The transport sector is one of the largest emitters of energy-related CO2. According to the report from TUMI Transport Outlook, if nothing changes, the emissions will be 30 percent higher in 2050 than in 2020. As a global population, we need to halve our transport emissions in the next eight years, by 2030. By 2050, all transport should be zero-emission, thanks to:

  • dramatically increased cycling, with high-quality cycling networks (as in Amsterdam or Copenhagen) integrated into urban development;
  • improved urban public transport, both in terms of coverage and convenience;
  • electrified rail transport;
  • shifting freight onto rail from roads.

As the conference neared its planned end, clearly not enough progress had been made. Laurence Tubiana, the French diplomat who crafted the Paris agreement and is now chief of the European Climate Foundation, said: “It’s really important that we come back next year, and in 2023. That must be central to any outcome in Glasgow.”

Sarah Patey


It is good that COP26 happened. Countries are trying to work together, and there is very widespread recognition of the challenges which face us. There is evidence that public attitudes are changing in the UK, where recent polling shows the highest ever numbers of people (40 percent) rate the environment as one of their three most important issues.

Glasgow has moved things forward from the Paris agreements of 2015. The cumulative effect of the long-term promises do not bring global warming down to the 1.5 degree target agreed in 2015, though they are now closer. In the short term, we are far from what is needed, with targets for the next decade leaving us on course for a devastating 2.4°C warming. So, it is positive that there has been agreement to meet again next year to push things further forward.

The problem is that it is still far from clear that the scale and speed of the response is adequate to meet the challenges. Tackling these is a severe test of our systems of governance at global, regional and national levels. Electorates in developed countries, and their governments, are reluctant to undertake the sacrifices which the crisis requires, and would like to believe in technological solutions which minimise those. Large developing countries like India and China still want fossil fuels to fund growth, and won a disappointing last minute concession on this. People in less developed countries, in general, have less opportunity to make their voices heard, even in a fora like COP, where they were present, but perhaps less influential. For many of them the choices are hard and existential.

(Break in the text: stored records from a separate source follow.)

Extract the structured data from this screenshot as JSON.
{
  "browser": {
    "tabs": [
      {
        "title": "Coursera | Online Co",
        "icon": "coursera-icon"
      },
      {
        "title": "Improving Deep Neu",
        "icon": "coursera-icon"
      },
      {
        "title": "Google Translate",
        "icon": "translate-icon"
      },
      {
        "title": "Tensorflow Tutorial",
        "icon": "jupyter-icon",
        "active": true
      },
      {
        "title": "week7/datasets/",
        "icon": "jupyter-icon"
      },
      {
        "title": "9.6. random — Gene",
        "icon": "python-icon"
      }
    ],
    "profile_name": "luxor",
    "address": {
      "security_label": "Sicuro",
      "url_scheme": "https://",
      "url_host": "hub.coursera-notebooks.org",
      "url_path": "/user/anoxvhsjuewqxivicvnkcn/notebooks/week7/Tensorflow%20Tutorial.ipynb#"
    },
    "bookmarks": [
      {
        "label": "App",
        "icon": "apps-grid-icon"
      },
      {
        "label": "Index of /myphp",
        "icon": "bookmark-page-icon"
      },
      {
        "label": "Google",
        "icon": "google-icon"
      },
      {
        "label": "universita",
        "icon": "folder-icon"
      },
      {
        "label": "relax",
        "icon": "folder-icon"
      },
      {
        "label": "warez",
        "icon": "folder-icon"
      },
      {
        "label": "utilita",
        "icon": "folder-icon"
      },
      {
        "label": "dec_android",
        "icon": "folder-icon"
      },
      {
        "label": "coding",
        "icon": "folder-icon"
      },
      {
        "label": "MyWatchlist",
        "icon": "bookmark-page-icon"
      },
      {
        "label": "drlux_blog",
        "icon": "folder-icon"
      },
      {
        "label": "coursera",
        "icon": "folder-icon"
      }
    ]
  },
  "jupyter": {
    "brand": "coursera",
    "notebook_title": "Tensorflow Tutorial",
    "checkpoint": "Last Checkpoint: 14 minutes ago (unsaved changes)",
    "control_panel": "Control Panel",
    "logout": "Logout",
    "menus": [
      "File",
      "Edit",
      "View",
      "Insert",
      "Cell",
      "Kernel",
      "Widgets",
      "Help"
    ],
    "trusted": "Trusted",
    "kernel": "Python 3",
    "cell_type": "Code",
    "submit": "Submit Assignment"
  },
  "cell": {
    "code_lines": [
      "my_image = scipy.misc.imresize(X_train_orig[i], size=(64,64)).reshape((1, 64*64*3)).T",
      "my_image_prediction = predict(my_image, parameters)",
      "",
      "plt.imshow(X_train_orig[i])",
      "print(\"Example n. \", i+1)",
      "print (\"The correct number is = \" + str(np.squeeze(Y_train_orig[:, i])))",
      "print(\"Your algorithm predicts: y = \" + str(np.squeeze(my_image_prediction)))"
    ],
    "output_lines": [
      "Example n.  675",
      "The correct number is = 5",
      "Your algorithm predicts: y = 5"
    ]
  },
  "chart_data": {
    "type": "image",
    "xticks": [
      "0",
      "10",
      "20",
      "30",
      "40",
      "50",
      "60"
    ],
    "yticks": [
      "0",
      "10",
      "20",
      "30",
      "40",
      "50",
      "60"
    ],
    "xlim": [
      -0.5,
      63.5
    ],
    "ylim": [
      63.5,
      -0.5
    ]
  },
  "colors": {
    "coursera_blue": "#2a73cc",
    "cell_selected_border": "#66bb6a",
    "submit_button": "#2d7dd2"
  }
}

It is tempting for us in the UK to congratulate ourselves on our achievements, which are real. But it is important to remember that we export much of our carbon creation. Manufactured goods that we import from China create carbon there, not here, and we don’t count the costs of long-distance shipping and flying of our imports. COP should remind us that we all depend on each other, and we will sink or swim together.

Once past the promises and the negotiated texts, we still face the issue of accountability. A global challenge calls for global governance, but if anything, the world is fragmenting into smaller units.  A world of nation states can only respond by voluntary agreement. How, after the promises are made, can we gather appropriate, reliable data to measure what countries are actually doing? Above all, what is to be done, by whom, when a country fails to meet its promises? These are some of the issues which will return when COP meets again in Cairo next year.